QTrade has a varied selection of Canadian and U.S.-listed ETFs available for no-cost trading, but many of them are non-essential funds. The Scotia iTrade menu of commission-free ETFs is buried to the extent that clients could easily not know it exists. I found it by launching the ETF screening tool and selecting “Commission-Free Trading Eligibility” as a search term. The iTrade selection has enough to build a sensible portfolio, but there’s a preponderance of sector funds that are decidedly non-core investments.

Overall, BMO InvestorLine’s zero-commission ETF deal might be the best for investors who want access to core funds, a full range of brokerage resources and have sufficient assets to avoid small-account admin fees totalling $100 a year – at least $15,000 for non-registered accounts and $25,000 for registered retirement accounts and tax-free savings accounts.
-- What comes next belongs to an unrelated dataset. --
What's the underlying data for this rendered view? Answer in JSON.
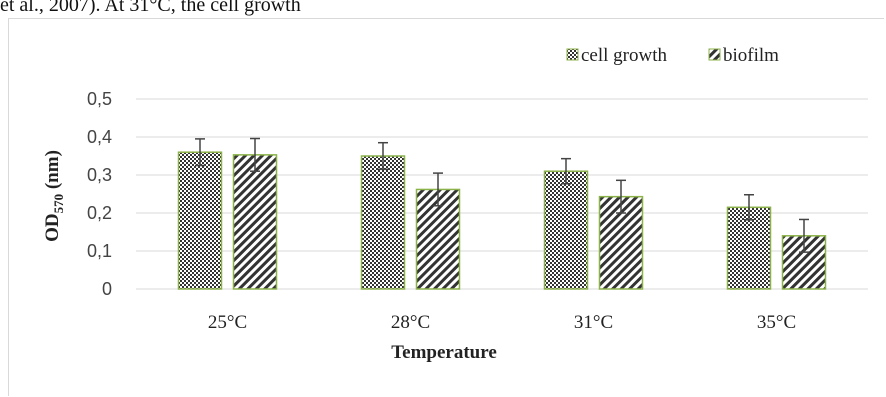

While some might see the list of 85 funds to be limited, you could also call it a virtue for investors trying to sort through the 1,000-plus ETFs listed on the Toronto Stock Exchange. InvestorLine says the 85 funds account for half of the ETF assets that its clients currently hold.

With stock markets up by rich double-digit amounts in the past year, brokerage commissions might not be top of mind right now. But over the long term, lowering your fees is a sure way to add to your returns.